I posted the other day about the effect of the new Florida minimum wage on prices. I spoke with my brother about it, and he actually gave me a few details about how he is going to deal with it.
My brother owns a retail sales company that has 30 employees. Since the new minimum wage is going to increase his labor costs, he is going to have to find a way to make the new numbers work. He can’t raise prices very much, because his competition will slaughter him if he does.
So he has to cut costs. He can’t cut the cost of inventory, those prices are what they are. he is already at a cost disadvantage because larger companies already buy product by the railcar and get quantity discounts that he cannot hope to match.
Here is what he came up with:
Plan A:
An employee currently is paid for 2,080 hours per year. A 16 percent raise is equivalent to 333 hours of work. That is equal to 42 days at 8 hours a day, or about 2 months of the work year.

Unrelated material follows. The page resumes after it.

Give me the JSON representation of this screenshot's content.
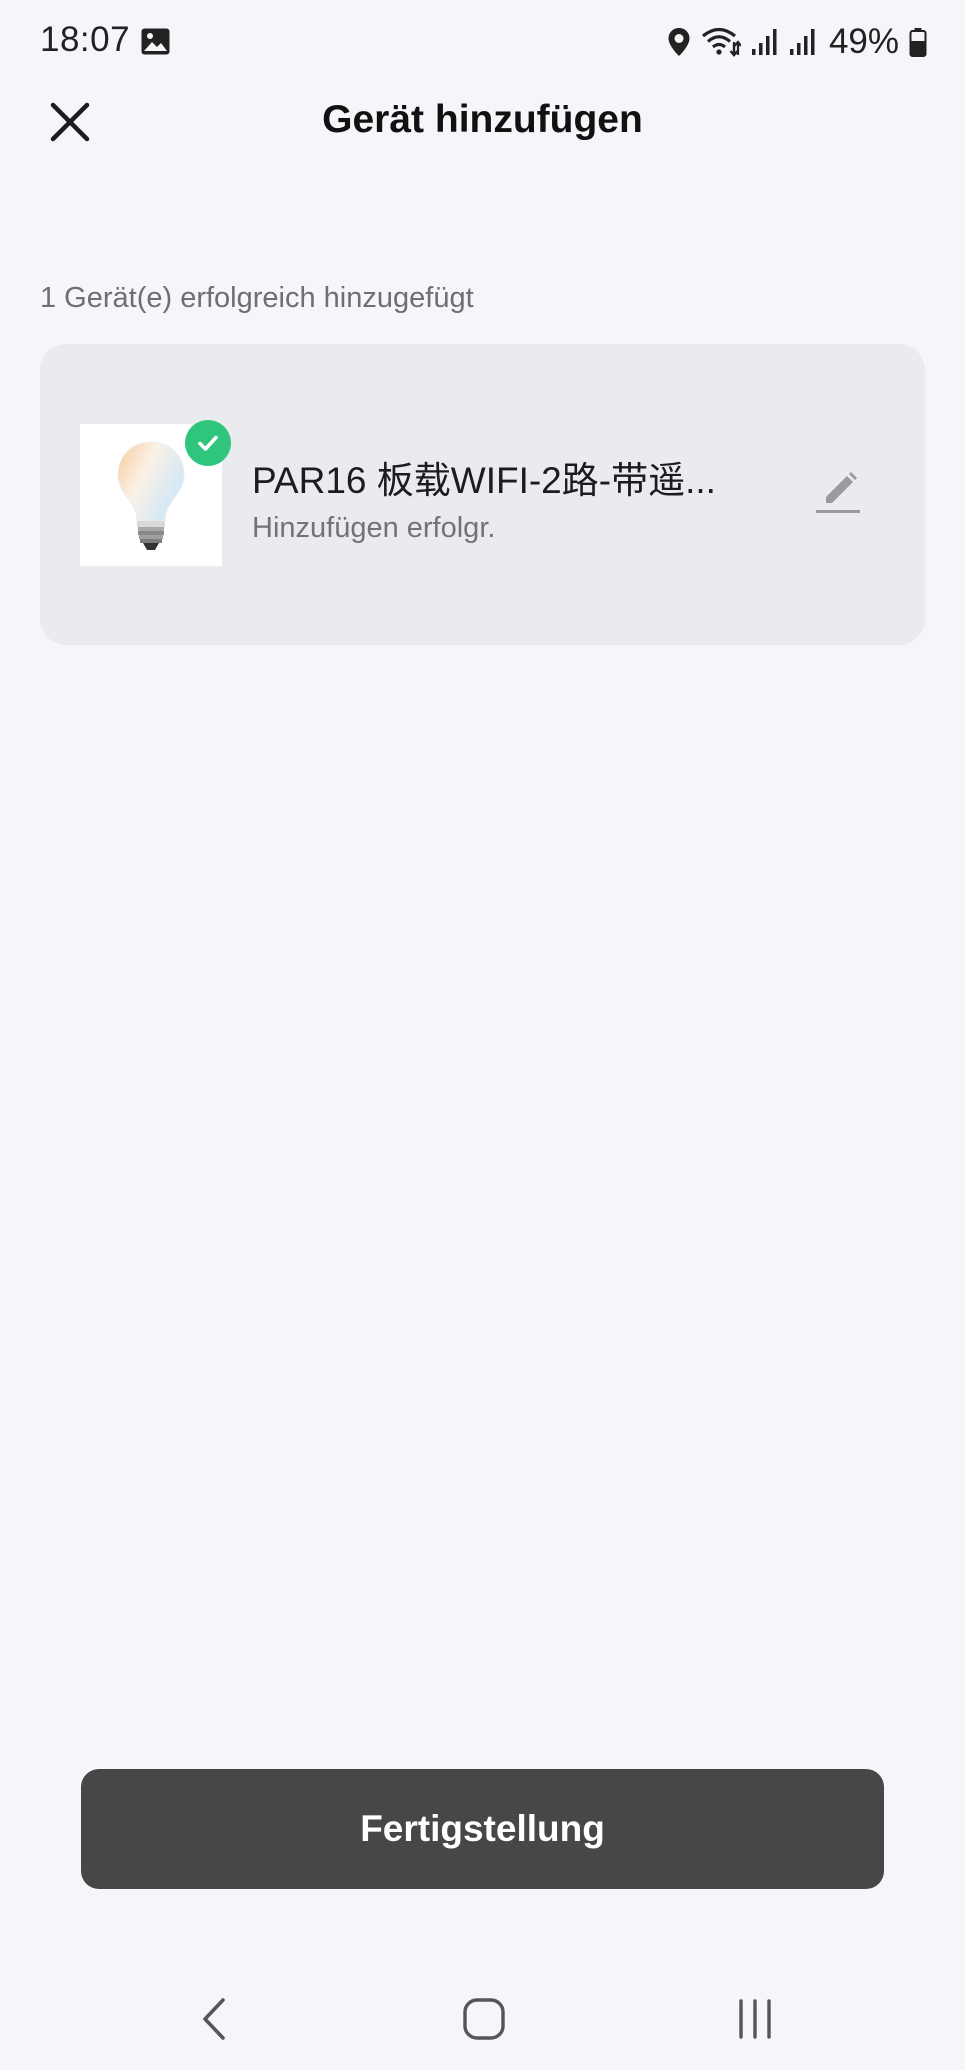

Vacation, paid sick leave, and holidays mean that employees get paid for 180 hours per year when they are not working. That means that 9 percent of his labor cost is paying employees when they are not working. So, half of the first year’s raise is going to be made up by eliminating all paid time off- no sick leave, vacations, or holidays. If you aren’t at work, you aren’t getting paid. Now he isn’t a Scrooge- his employees will still get holidays off, they just won’t be getting paid.
Additionally, he will be implementing a quota system for productivity. Any employee who falls short of their quota will receive a warning. If they continue to fail to meet that quota, they will be terminated.
Plan B:
Liquidate, fire everyone, and retire.